When the user specifies a preference from the list, I want to highlight that choice by setting the text of the selected item in the collapsed list to be bold. If the user chooses No Preference, the font weight should remain normal.
I have achieved a 90% solution by setting the FontWeight property on the ComboBox to Bold in a Style with a DataTrigger defined as SelectedItem != No Preference. However, this styles all items in the ComboBox’s list of items, including all those in the drop-down list. I would like those items to always be displayed with a normal font weight.
Is this possible?
Edit
I have been trying @crazyarabian’s method of styling the ComboBoxItem with a MultiTrigger.

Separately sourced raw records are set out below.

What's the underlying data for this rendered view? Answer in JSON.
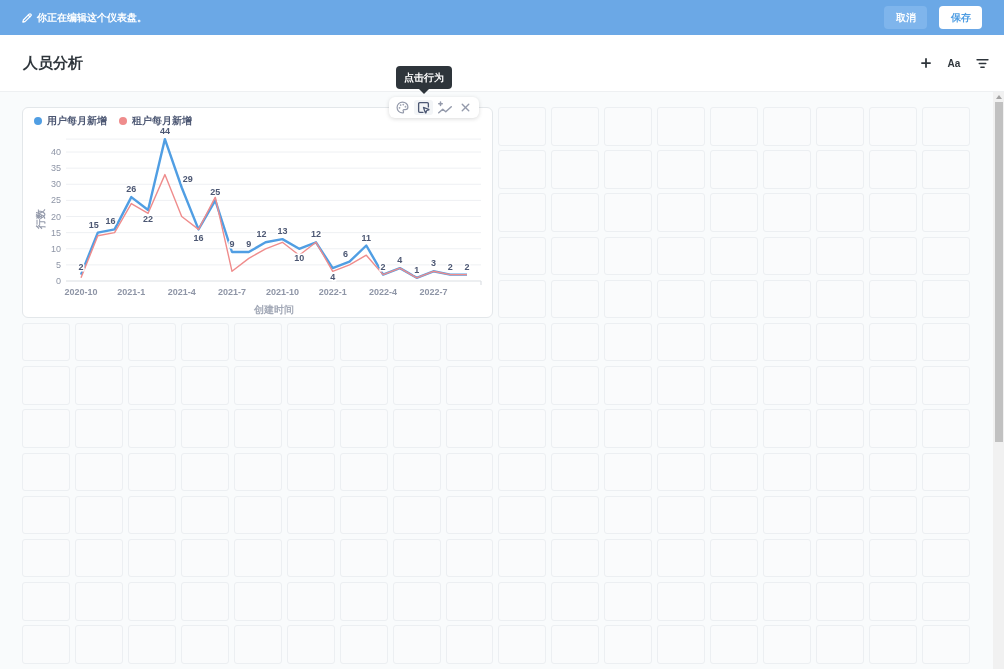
{
  "edit_bar": {
    "message": "你正在编辑这个仪表盘。",
    "buttons": [
      {
        "label": "取消",
        "kind": "cancel"
      },
      {
        "label": "保存",
        "kind": "save"
      }
    ]
  },
  "header": {
    "title": "人员分析",
    "tools": [
      {
        "kind": "add"
      },
      {
        "kind": "text",
        "label": "Aa"
      },
      {
        "kind": "filter"
      }
    ]
  },
  "dashboard": {
    "cards": [
      {
        "actions": [
          {
            "kind": "palette",
            "hovered": false
          },
          {
            "kind": "click_behavior",
            "hovered": true,
            "tooltip": "点击行为"
          },
          {
            "kind": "visualize",
            "hovered": false
          },
          {
            "kind": "remove",
            "hovered": false
          }
        ],
        "chart_data": {
          "type": "line",
          "legend": "top",
          "grid": true,
          "xlabel": "创建时间",
          "ylabel": "行数",
          "categories": [
            "2020-10",
            null,
            null,
            "2021-1",
            null,
            null,
            "2021-4",
            null,
            null,
            "2021-7",
            null,
            null,
            "2021-10",
            null,
            null,
            "2022-1",
            null,
            null,
            "2022-4",
            null,
            null,
            "2022-7",
            null,
            null
          ],
          "ylim": [
            0,
            44
          ],
          "yticks": [
            0,
            5,
            10,
            15,
            20,
            25,
            30,
            35,
            40
          ],
          "series": [
            {
              "name": "用户每月新增",
              "color": "#509ee3",
              "data_labels": true,
              "values": [
                2,
                15,
                16,
                26,
                22,
                44,
                29,
                16,
                25,
                9,
                9,
                12,
                13,
                10,
                12,
                4,
                6,
                11,
                2,
                4,
                1,
                3,
                2,
                2
              ]
            },
            {
              "name": "租户每月新增",
              "color": "#ef8c8c",
              "data_labels": false,
              "values": [
                1,
                14,
                15,
                24,
                21,
                33,
                20,
                16,
                26,
                3,
                7,
                10,
                12,
                8,
                12,
                3,
                5,
                8,
                2,
                4,
                1,
                3,
                2,
                2
              ]
            }
          ]
        }
      }
    ]
  }
}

The style definition is:
<Style x:Key="SelectedItemStyle">
<Setter Property="ComboBoxItem.FontWeight" Value="Normal" />
<Style.Triggers>
<MultiTrigger>
<MultiTrigger.Conditions>
<Condition Property="ComboBoxItem.IsSelected" Value="True" />
<Condition Binding="{Binding IsNoPreferenceSelected,Mode=OneWay}" Value="False" />
</MultiTrigger.Conditions>
<Setter Property="ComboBoxItem.FontWeight" Value="Bold" />
</MultiTrigger>
</Style.Triggers>
</Style>
and it is applied to a ComboBox in the following DataTemplate:
<DataTemplate x:Key="PrimaryColoursTemplate" DataType="{x:Type ViewModels:PrimaryColoursViewModel}">
<ComboBox ItemsSource="{Binding PrimaryColours}" SelectedItem="{Binding SelectedPrimaryColour}"
ItemContainerStyle="{StaticResource SelectedItemStyle}" />
</DataTemplate>
Unfortunately, this kills WPF:
System.Windows.Data Error: 8 : Cannot save value from target back to source. BindingExpression:Path=IsDropDownOpen; DataItem='ComboBox' (Name=''); target element is 'ToggleButton' (Name=''); target property is 'IsChecked' (type 'Nullable`1') InvalidOperationException:'System.InvalidOperationException: Must have non-null value for 'Property'.

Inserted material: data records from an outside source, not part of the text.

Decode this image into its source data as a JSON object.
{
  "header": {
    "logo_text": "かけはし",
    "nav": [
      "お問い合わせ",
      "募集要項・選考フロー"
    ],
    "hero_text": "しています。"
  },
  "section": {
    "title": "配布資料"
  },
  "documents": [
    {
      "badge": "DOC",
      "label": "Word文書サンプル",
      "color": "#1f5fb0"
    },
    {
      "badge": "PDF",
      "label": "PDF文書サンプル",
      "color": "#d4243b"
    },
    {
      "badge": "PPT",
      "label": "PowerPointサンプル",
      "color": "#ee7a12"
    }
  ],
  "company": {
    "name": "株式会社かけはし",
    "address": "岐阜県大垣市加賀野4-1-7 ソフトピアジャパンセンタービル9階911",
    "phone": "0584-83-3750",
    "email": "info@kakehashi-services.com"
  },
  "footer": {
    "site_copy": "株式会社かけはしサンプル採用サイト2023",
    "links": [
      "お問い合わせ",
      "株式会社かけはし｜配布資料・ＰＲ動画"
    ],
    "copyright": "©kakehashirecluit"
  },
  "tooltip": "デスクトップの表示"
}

The application dies with a NullReferenceException, which is thrown after the InvalidOperationException above (or perhaps leads to it, I can’t decipher the output). The only thing I can think of that might be causing this is resolving the property in the binding in my second MultiTrigger condition, but I don’t get any binding errors at all. Here’s the top of the stack trace in case that helps too:
InvalidOperationException:'System.InvalidOperationException: Must have non-null value for 'Property'.

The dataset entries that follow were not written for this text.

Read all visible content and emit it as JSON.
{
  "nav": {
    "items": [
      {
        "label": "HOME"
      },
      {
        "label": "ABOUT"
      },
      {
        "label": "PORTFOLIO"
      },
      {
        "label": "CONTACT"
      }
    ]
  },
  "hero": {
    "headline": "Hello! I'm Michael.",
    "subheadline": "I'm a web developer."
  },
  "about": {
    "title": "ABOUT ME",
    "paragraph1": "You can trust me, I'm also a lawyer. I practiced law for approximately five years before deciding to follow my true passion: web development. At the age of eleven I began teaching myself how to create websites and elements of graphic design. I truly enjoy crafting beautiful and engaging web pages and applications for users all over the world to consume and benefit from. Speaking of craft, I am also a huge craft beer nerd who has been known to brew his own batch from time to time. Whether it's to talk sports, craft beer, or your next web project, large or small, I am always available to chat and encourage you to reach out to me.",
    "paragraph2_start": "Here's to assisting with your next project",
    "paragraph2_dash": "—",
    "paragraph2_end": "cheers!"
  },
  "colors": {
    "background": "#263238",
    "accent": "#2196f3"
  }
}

at System.Windows.Condition.Seal(ValueLookupType type)
at System.Windows.ConditionCollection.Seal(ValueLookupType type)
at System.Windows.MultiTrigger.Seal()
at System.Windows.TriggerCollection.Seal()
at System.Windows.Style.Seal()
at System.Windows.StyleHelper.UpdateStyleCache(FrameworkElement fe, FrameworkContentElement fce, Style oldStyle, Style newStyle, Style& styleCache)
at System.Windows.FrameworkElement.OnStyleChanged(DependencyObject d, DependencyPropertyChangedEventArgs e)
at System.Windows.DependencyObject.OnPropertyChanged(DependencyPropertyChangedEventArgs e)
at System.Windows.FrameworkElement.OnPropertyChanged(DependencyPropertyChangedEventArgs e)
at System.Windows.DependencyObject.NotifyPropertyChange(DependencyPropertyChangedEventArgs args)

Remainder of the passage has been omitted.